Thompson, minister responsible for the status of women, repeated past criticisms she's made of NIC and NTI, saying both are overstepping their mandates by promoting gender parity.

"A lot of the beneficiaries I've heard on the radio, on the streets, in the coffee shops are tired of being told what to do and how to do it," said Thompson.

NIC chief commissioner John Amagoalik agreed the pamphlet does promote gender parity, but he added that NTI has every right to do the same.

"I don't see why they would not," said Amagoalik. "It is a publicly elected body."

He said that apart from promotion the pamphlet was designed to clear up misconceptions that surround the issue.

Asked if his position on gender parity has changed at all since NIC recommended it, Amagoalik replied, "Absolutely not."

But the criticism appears to have softened the aggressive approach NTI adopted following heated debate of the subject at the October Cambridge Bay Nunavut leaders' summit.

"At our executive meeting at Broughton Island last week we said we better take a step back, because people are going to think that we're taking one side," said Nunavut Tunngavik president Jose Kusugak.

He noted the decision to put the issue to a public vote changed NTI's role.

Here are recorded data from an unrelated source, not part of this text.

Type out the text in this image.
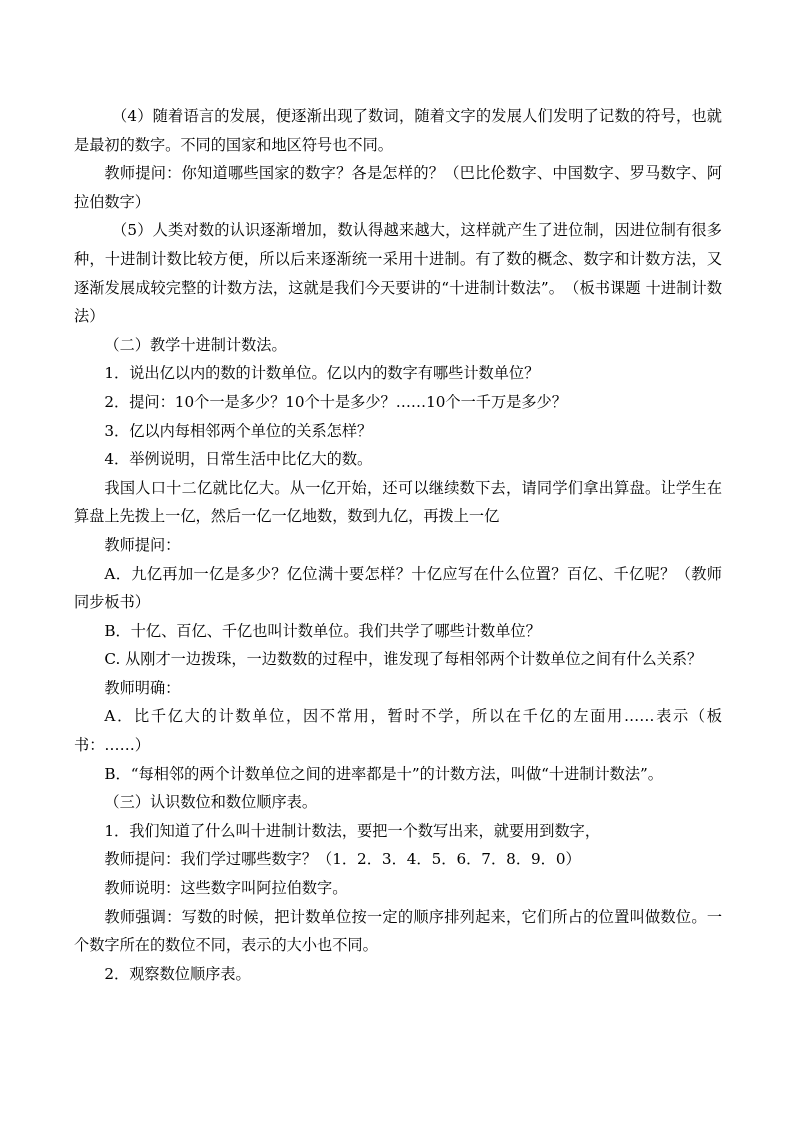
（4）随着语言的发展，便逐渐出现了数词，随着文字的发展人们发明了记数的符号，也就是最初的数字。不同的国家和地区符号也不同。

教师提问：你知道哪些国家的数字？各是怎样的？（巴比伦数字、中国数字、罗马数字、阿拉伯数字）

（5）人类对数的认识逐渐增加，数认得越来越大，这样就产生了进位制，因进位制有很多种，十进制计数比较方便，所以后来逐渐统一采用十进制。有了数的概念、数字和计数方法，又逐渐发展成较完整的计数方法，这就是我们今天要讲的“十进制计数法”。　（板书课题 十进制计数法）

（二）教学十进制计数法。

1．说出亿以内的数的计数单位。亿以内的数字有哪些计数单位？

2．提问：10个一是多少？10个十是多少？……10个一千万是多少？

3．亿以内每相邻两个单位的关系怎样？

4．举例说明，日常生活中比亿大的数。

我国人口十二亿就比亿大。从一亿开始，还可以继续数下去，请同学们拿出算盘。让学生在算盘上先拨上一亿，然后一亿一亿地数，数到九亿，再拨上一亿

教师提问：

A．九亿再加一亿是多少？亿位满十要怎样？十亿应写在什么位置？百亿、千亿呢？（教师同步板书）

B．十亿、百亿、千亿也叫计数单位。我们共学了哪些计数单位？

C. 从刚才一边拨珠，一边数数的过程中，谁发现了每相邻两个计数单位之间有什么关系？

教师明确：

A．比千亿大的计数单位，因不常用，暂时不学，所以在千亿的左面用……表示（板书：……）

B．“每相邻的两个计数单位之间的进率都是十”的计数方法，叫做“十进制计数法”。

（三）认识数位和数位顺序表。

1．我们知道了什么叫十进制计数法，要把一个数写出来，就要用到数字，

教师提问：我们学过哪些数字？（1．2．3．4．5．6．7．8．9．0）

教师说明：这些数字叫阿拉伯数字。

教师强调：写数的时候，把计数单位按一定的顺序排列起来，它们所占的位置叫做数位。一个数字所在的数位不同，表示的大小也不同。

2．观察数位顺序表。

Up until that time it was NTI's responsibility to take a position on the NIC recommendation.

"It's been so quick, we haven't had time to take a step back and say, 'People, you're on your own, on one side or the other.'"

That's quite a different approach than the one NTI took following the summit.

The NTI board issued a press release in March that stated "NTI will aggressively campaign to encourage residents of Nunavut to support the option of two members for each constituency and the requirement that one would be female and one male."

Last week, however, the pamphlet listed NTI as an organization that supports the gender-parity proposal.

"Now we have to educate everybody about gender parity. Since education means to look at both sides, as we speak, our board is trying to set up a teleconference to see if we can split any money we put toward this between an ad hoc committee on the yes side and an ad hoc committee on the no side."

Kusugak said a "yes" committee is being organized by Amagoalik and NTI secretary-treasurer Natsiq Kango. He said he is aware of no "no" committee.